Returns a table that shows the heatmap in each interval \[0, 30], \[30, 20, 10], and so on. This example has a cell for `HISTOGRAM(req_duration_ms)`.

```kusto
['sample-http-logs']
| summarize histogram(req_duration_ms, 30)
```

[Run in Playground](https://play.axiom.co/axiom-play-qf1k/query?initForm=%7B%22apl%22%3A%22%5B%27sample-http-logs%27%5D%20%7C%20summarize%20histogram\(req_duration_ms%2C%2030\)%22%2C%22queryOptions%22%3A%7B%22quickRange%22%3A%2230d%22%7D%7D)

```kusto
['github-push-event']
| where _time > ago(7d)
| where repo contains "axiom"
| summarize count(), numCommits=sum(size) by _time=bin(_time, 3h), repo
| take 100
```

[Run in Playground](https://play.axiom.co/axiom-play-qf1k/query?initForm=%7B%22apl%22%3A%22%5B%27github-push-event%27%5D%20%7C%20where%20_time%20%3E%20ago\(7d\)%20%7C%20where%20repo%20contains%20%5C%22axiom%5C%22%20%7C%20summarize%20count\(\)%2C%20numCommits%3Dsum\(size\)%20by%20_time%3Dbin\(_time%2C%203h\)%2C%20repo%20%7C%20take%20100%22%2C%22queryOptions%22%3A%7B%22quickRange%22%3A%2230d%22%7D%7D)

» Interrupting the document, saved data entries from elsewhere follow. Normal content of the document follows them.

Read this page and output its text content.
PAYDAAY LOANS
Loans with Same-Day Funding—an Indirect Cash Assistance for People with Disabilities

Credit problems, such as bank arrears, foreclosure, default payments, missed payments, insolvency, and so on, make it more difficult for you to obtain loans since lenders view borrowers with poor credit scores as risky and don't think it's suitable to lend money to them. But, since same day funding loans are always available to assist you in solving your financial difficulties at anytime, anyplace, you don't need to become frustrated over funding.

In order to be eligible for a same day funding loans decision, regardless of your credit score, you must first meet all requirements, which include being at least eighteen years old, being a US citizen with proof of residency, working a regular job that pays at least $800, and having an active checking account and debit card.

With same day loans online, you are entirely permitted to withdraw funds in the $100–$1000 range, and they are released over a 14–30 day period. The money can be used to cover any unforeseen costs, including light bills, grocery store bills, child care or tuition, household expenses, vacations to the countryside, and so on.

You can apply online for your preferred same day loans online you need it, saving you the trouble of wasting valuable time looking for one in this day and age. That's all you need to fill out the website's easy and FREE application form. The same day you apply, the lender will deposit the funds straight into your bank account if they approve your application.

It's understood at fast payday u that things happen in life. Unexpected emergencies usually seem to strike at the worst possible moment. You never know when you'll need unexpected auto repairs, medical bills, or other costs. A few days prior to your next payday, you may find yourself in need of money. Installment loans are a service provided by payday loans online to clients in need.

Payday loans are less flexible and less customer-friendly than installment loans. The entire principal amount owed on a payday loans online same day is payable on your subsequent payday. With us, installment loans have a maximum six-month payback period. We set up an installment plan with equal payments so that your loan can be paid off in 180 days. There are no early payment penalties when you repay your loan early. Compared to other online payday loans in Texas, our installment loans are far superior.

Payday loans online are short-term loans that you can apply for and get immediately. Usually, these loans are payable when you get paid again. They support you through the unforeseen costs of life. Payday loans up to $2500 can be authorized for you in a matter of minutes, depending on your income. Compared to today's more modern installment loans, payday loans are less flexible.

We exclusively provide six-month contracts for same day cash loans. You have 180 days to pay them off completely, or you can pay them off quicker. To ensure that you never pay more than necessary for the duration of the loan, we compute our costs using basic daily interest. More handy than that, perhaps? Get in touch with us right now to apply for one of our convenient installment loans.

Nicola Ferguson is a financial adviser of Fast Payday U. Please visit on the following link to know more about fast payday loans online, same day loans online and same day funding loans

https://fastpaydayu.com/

## List of related operators

* [count](/apl/tabular-operators/count-operator): Use when you only need to count rows without grouping by specific fields.
* [extend](/apl/tabular-operators/extend-operator): Use to add new calculated fields to a dataset.
* [project](/apl/tabular-operators/project-operator): Use to select specific fields or create new calculated fields, often in combination with `summarize`.